DJ_Bazzie_Wazzie · April 17, 2013, 2:05pm

It feels like an lot of overhead but in fact it isn’t. If you read everything in your memory, you have more overhead in your application. Now it’s an stream and lightweight process. The file movement is just moving the file inode number from 1 directory file to another which is an minimalistic task, there is no content that has to be re-written.

What do you mean?

McUsrII · April 17, 2013, 2:25pm

Hello.

I meant that iconv doesn’t seem to rely on any other libraries, than perhaps the standard C library.

And I wasn’t out after finding any better way really, as the second way, involves two shell scripts, and is by far more costly than doing it atomically. (Truth to be told, I haven’t bothered to find a utf16 encoded file to try that on yet). But it might be of interest, in some situation, where such a scheme fits with the rest.

DJ_Bazzie_Wazzie · April 17, 2013, 2:52pm

Find the source file again and you’ll see it uses the libiconv library

My source is: opensource.apple.com->10.8.2->libiconv-34->libiconv->src->iconv.c accoring to apple the source of the iconv command line util using ‘The GNU LIBICONV Library’

McUsrII · April 17, 2013, 3:09pm

Hello.

I actually meant that libiconv was a stand alone library. * Then I realized, that if the library may have been linked with other libraries, and if the library is linked into something dynamically, then it may request other dynamic libraries to be lined. I am not going to find that out, but to me, it seems like libiconv is a stand alone library, independent of other ibraries, residing on your machine.

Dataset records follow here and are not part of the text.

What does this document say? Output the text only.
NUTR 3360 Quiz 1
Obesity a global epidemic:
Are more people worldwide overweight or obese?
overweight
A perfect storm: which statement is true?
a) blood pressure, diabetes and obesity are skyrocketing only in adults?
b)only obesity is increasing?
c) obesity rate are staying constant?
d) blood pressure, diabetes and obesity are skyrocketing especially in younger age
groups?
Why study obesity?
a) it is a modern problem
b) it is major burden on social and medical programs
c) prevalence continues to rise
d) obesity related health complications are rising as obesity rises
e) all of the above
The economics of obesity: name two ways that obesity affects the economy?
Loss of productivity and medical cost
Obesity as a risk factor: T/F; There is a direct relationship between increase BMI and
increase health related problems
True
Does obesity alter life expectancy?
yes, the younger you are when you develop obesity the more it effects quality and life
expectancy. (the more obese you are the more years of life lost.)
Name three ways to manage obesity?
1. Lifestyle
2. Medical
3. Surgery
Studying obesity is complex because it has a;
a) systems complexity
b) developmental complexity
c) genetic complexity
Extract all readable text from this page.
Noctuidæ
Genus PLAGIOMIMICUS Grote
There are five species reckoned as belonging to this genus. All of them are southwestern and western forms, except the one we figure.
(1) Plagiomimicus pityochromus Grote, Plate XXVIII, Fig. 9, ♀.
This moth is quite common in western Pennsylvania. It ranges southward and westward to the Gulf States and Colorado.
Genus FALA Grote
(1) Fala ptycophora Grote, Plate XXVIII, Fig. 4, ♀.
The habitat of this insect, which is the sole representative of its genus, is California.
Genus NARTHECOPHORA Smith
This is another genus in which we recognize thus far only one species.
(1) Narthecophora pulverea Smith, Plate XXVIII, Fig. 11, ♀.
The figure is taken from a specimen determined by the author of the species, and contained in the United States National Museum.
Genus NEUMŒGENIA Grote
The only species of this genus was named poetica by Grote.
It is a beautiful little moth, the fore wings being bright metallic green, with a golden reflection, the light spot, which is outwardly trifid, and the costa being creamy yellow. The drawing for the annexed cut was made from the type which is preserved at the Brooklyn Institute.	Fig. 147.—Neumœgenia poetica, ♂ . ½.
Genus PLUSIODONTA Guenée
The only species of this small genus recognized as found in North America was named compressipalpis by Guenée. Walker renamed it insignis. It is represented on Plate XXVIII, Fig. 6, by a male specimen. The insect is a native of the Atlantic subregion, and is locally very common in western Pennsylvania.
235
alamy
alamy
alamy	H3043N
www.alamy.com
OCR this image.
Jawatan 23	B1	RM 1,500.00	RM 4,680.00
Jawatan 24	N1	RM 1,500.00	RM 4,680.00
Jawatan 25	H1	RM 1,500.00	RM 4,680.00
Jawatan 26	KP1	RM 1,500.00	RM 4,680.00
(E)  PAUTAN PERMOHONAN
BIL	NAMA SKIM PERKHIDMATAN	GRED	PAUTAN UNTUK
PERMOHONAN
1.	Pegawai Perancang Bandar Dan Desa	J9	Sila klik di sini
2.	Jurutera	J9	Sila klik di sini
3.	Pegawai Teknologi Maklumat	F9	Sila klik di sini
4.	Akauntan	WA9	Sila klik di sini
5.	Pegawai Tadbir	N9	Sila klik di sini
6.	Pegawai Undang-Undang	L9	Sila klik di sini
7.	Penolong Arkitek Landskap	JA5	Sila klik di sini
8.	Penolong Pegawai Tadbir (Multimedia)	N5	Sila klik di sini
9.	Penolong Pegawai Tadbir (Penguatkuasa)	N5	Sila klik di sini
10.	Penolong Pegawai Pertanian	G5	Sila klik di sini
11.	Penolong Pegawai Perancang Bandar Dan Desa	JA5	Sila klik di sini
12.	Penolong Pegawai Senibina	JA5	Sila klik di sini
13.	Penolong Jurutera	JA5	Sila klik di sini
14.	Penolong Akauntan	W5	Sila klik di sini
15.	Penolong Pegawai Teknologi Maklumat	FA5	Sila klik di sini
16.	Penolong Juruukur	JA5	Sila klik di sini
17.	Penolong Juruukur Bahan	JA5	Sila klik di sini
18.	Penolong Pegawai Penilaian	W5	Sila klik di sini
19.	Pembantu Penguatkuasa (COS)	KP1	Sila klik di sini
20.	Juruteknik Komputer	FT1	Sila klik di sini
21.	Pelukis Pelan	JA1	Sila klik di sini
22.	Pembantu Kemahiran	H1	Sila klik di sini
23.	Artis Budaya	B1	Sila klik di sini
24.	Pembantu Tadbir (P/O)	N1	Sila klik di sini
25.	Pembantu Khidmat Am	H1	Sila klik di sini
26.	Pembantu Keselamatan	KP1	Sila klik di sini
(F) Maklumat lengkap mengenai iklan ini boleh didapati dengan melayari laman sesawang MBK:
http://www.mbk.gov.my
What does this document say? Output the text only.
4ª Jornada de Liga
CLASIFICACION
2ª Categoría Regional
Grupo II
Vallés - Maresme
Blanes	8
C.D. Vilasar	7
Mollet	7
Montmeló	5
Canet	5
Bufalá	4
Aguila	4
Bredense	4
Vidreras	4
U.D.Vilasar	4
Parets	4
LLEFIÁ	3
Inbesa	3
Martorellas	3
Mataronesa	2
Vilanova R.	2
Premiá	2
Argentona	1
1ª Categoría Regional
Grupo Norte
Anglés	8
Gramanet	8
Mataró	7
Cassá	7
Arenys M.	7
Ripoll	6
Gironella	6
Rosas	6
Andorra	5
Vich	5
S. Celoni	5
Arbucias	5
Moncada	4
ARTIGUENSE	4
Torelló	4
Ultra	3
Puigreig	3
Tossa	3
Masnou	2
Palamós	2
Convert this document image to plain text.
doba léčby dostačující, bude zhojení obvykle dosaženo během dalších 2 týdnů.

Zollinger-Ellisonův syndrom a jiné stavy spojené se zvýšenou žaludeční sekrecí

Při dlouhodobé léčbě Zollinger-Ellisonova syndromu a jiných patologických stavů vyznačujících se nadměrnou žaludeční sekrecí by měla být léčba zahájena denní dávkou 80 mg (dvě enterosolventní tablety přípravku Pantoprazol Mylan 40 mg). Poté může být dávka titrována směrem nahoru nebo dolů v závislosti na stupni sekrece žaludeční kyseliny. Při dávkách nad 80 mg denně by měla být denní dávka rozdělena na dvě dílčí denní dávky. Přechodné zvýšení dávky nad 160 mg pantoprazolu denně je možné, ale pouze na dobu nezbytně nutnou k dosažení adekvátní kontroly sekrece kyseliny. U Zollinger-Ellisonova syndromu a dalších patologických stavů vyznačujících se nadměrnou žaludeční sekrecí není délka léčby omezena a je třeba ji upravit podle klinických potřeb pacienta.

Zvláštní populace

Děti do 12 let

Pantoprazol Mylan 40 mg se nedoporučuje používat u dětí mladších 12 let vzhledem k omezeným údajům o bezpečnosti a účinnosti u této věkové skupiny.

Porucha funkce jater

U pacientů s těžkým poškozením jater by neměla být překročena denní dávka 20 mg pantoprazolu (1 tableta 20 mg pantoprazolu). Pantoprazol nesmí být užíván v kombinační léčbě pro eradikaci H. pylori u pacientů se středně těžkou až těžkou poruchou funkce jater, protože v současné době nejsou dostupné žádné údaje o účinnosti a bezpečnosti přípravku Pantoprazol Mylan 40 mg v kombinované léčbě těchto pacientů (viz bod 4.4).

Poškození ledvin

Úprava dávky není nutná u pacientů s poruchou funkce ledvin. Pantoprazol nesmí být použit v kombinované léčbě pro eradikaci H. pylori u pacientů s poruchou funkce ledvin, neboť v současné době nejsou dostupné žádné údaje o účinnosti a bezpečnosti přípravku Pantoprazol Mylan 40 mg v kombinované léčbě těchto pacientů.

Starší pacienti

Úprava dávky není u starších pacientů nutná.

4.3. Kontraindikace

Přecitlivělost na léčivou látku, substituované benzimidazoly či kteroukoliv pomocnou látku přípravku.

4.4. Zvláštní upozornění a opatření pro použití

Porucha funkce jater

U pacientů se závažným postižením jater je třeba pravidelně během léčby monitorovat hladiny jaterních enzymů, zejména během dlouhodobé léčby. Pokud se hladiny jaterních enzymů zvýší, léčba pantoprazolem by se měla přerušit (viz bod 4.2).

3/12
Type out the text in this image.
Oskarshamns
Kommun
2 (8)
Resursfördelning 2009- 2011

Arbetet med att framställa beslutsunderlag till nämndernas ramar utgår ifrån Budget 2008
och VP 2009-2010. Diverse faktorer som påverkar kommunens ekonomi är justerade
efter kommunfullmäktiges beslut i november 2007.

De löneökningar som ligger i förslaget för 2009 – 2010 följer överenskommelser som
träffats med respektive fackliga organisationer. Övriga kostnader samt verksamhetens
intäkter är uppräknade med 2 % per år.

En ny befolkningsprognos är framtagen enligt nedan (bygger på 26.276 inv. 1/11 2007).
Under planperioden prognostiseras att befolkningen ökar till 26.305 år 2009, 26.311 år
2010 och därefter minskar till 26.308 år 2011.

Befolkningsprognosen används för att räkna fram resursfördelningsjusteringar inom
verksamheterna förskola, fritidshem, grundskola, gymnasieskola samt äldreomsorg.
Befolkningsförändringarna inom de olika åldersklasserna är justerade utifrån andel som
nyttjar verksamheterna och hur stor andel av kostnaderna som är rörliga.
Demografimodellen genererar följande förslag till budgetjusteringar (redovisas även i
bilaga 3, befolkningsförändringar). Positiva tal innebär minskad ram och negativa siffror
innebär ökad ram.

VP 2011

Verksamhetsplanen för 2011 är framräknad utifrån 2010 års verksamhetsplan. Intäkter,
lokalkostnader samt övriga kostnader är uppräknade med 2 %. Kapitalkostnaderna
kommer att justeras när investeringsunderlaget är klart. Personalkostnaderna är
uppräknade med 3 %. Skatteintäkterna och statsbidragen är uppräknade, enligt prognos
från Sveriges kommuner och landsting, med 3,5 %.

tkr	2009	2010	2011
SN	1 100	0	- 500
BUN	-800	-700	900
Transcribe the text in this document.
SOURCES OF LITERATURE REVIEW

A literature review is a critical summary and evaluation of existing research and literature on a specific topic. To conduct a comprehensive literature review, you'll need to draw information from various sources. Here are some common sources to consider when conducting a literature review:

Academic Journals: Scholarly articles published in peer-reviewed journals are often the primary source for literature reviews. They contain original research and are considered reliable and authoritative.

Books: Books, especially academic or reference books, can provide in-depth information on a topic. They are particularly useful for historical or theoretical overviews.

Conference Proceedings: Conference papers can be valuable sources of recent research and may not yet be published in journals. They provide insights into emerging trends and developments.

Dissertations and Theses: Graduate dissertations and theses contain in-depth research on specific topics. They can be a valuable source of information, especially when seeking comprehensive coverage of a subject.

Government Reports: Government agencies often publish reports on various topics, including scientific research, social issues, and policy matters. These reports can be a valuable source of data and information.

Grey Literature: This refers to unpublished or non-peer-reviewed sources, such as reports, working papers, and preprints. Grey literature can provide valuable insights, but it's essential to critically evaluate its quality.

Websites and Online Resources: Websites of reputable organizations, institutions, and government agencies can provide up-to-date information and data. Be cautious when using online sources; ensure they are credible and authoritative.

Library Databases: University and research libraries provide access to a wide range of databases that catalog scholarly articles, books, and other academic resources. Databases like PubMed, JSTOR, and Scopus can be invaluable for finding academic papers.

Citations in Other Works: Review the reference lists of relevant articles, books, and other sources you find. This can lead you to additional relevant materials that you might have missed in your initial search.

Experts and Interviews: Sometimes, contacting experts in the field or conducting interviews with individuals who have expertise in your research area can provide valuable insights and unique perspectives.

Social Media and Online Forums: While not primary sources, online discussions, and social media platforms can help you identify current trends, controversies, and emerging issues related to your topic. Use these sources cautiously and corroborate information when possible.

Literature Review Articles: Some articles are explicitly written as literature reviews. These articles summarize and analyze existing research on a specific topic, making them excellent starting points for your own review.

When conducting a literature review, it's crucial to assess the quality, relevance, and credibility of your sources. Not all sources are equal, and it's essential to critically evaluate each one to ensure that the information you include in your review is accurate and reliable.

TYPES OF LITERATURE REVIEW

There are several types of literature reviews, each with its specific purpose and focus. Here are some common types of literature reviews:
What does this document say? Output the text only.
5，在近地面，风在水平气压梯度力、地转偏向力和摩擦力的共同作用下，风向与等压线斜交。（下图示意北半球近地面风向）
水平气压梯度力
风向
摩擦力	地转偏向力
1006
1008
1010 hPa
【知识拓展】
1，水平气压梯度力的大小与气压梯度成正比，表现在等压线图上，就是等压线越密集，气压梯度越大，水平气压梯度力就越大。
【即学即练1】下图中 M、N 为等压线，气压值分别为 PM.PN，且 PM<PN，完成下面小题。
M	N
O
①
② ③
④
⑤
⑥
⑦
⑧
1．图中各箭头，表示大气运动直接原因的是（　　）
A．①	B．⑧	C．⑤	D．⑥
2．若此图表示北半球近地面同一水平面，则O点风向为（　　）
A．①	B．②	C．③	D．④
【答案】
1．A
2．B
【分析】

I try to avoid using it directly as much as I can, and use CoreFoundation stuff instead, guessing that this framework uses libiconv and ICU internally, one way or the other.

I should have had prefixed iconv with libiconv earlier, but this is a suffix you are really supposed to neglect when you are dealing with libraries, since in order to use libiconv you’d link it with -liconv using gcc from the commandline. Sorry for confusing you, I didn’t really think of the ambiguity, since the program is also named iconv.
I’ll try to avoid my internal “jargon” for the future. But there isn’t really many programs that are named the same as a library, iconv was so to speak a most unfortunate example.

kerflooey · April 17, 2013, 5:25pm

You could also use Applescript to write the the html text out of Filemaker fields directly to disk using “as «class utf8»”, instead of using FM’s Export script step. Search this site for some examples.

DJ_Bazzie_Wazzie · April 17, 2013, 8:11pm

At least it is depended on the malloc lib

I understand what you where saying, I thought you meant an standalone lib, but it’s loaded by the kernel an used by many processes as by perl en php too. When an library is required by the system I no longer consider it as an standalone library, more like an system library.

McUsrII · April 18, 2013, 12:50pm

Hello.

libmalloc is almost in the C-library, if it isn’t part of the standard, then it is pretty close, since everybody uses it, stand alone code may use libmalloc! (Then you can use leaks, and set environment variables, in order to debug memory leaks and free’d null pointer issues. It is stone-age Dtrace.)

Everybody should use libmalloc, and on OS X, I think you get it for free, that it is incorporated in the standard c library, at least it works without me having to do anything for it.

By a standalone library, I meant that it didn’t need other resources, or that you need to use other resources in order to make the code it provides work.

If the library is used by the system, then it is a system library, I agree on that.